Veterans Day initially started as Armistice Day in 1938 to honor World War I veterans. The date, Nov. 11, is significant because it’s the day Germany agreed to cease fighting. German leadership signed the armistice at 5 a.m. Nov. 11, 1918, with Allied leaders. The armistice took effect at 11 a.m. that same day.

The Great War, as it was known at the time, came to an end on the 11th hour of the 11th day of the 11th month in 1918. Armistice Day remained a tribute to World War I veterans, but that war was followed by two other significant conflicts: World War II and the Korean War. 

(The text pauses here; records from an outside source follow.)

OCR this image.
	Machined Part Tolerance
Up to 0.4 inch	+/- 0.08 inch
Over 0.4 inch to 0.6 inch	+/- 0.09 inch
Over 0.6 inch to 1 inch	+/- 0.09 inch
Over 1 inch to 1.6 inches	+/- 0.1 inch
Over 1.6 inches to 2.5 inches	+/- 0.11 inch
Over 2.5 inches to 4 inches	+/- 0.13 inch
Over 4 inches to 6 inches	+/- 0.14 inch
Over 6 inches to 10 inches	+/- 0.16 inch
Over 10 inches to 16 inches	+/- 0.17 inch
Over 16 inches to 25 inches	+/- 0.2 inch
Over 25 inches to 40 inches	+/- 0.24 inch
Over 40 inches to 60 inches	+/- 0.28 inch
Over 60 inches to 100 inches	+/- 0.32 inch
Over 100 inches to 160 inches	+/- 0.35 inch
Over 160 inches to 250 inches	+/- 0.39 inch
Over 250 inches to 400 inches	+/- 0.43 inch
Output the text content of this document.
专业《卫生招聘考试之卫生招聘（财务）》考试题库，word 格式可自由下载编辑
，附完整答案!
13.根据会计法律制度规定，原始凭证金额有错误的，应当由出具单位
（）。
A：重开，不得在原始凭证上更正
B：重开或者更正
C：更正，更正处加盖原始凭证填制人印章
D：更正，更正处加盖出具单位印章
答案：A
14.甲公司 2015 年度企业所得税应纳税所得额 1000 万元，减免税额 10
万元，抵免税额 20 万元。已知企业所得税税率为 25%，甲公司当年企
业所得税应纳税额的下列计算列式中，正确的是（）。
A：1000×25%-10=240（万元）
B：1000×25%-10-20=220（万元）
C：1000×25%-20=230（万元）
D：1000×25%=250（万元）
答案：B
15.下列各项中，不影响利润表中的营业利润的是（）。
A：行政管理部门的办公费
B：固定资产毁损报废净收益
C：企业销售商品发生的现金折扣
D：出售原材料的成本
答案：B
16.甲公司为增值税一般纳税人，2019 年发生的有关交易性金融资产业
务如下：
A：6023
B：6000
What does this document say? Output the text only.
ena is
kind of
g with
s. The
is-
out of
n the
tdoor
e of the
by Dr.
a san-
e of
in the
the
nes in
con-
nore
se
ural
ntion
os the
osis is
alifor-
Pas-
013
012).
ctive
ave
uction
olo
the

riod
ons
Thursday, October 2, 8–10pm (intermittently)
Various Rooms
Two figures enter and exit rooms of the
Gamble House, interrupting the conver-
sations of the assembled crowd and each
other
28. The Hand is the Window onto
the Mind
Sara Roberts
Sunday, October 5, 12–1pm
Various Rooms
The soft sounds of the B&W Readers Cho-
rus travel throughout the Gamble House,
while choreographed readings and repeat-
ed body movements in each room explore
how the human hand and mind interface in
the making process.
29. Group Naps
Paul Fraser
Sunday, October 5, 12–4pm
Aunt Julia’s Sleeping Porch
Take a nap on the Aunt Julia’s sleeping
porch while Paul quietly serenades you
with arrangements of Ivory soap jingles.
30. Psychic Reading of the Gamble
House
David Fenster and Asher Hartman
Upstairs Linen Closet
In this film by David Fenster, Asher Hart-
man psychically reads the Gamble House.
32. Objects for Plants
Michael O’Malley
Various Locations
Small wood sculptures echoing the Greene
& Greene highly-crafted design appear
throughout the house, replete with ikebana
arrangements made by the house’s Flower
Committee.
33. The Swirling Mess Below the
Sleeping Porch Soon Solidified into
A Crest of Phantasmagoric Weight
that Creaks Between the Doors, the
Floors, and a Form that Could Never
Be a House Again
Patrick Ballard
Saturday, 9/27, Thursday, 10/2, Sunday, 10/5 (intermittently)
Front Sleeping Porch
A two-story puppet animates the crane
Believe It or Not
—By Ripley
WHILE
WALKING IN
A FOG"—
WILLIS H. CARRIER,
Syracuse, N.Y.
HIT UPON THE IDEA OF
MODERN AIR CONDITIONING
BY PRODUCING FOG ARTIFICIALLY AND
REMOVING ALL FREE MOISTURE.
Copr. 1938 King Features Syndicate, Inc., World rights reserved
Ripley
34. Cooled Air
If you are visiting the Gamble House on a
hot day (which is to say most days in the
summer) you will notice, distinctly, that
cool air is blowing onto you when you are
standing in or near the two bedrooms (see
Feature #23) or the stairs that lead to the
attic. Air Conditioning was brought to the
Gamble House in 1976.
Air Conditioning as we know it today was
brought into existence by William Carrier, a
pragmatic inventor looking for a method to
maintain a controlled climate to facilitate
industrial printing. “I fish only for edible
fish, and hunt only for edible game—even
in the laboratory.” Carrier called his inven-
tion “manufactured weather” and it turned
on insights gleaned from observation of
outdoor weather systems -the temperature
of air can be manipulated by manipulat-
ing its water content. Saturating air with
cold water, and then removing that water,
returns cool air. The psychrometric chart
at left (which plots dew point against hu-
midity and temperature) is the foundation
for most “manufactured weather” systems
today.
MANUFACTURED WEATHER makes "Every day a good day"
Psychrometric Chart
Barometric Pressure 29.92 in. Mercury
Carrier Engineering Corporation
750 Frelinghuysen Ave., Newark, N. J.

In 1954, veterans groups urged the U.S. government to expand Armistice Day to include veterans of the two subsequent wars. The 83rd U.S. Congress amended the Act of 1938 that established Armistice Day by replacing the word Armistice with Veterans.   

It has also become a day to recognize everyone who served in the U.S. military, whether during war or peace.

The day has endured a few bumps since it was established 67 years ago. 

On June 28, 1968, the 90th U.S. Congress passed the Uniform Monday Holiday Act, which set four holidays — Washington’s Birthday, Memorial Day, Labor Day, and Columbus Day — on Mondays to establish three-day weekends for workers. 

Under this legislation, Veterans Day moved from Nov. 11 to the fourth Monday of October, which went into effect in 1971. Many states didn’t follow the federal government’s plan for Veterans Day, however, and chose to recognize it on Nov. 11, whichever day it fell on the calendar.

Veterans groups also pushed back on the three-day weekend plan because of the significance of Nov. 11. They argued that Veterans Day was not established to give federal employees a three-day weekend but to honor the men and women who served the country. 

In 1975, President Gerald Ford rectified the situation by signing a law returning Veterans Day observance nationwide to Nov. 11. It has remained that way since 1978.

VETERAN VITALS

According to the 2020 U.S. Census report, about 18 million Americans qualify as veterans. That represents 7 percent of the adult population. Here are a few fast facts about U.S. veterans compiled as part of that report, which includes men and women ages 18 to 100 years old.

  • The number of veterans declined by a third between 2000 and 2018.
  • Fewer than 500,000 World War II veterans are alive today, down from 5.7 million in 2000.
  • Nine percent of veterans, or 1.7 million, are women.
  • The percentage of women veterans is expected to increase to 17 percent by 2040.
  • The largest cohort of veterans alive today served in the Vietnam era (6.4 million).
  • The median age of veterans today is 65 years. 

OTHER MILITARY HOLIDAYS

Veterans Day, which is usually observed at 11 a.m. on the 11th day of the 11th month of the year, is set aside to recognize the men and women who served in the military on behalf of the United States. 

Memorial Day is observed on the last Monday in May. It was set aside specifically to honor those who died while serving their country or succumbed to injuries they sustained while in uniform, particularly those who did so in battle. 

Yet another military day of honor, Armed Forces Day recognizes the current men and women in uniform as well as the military branches. First celebrated in 1950, Armed Forces Day is the third Saturday in May.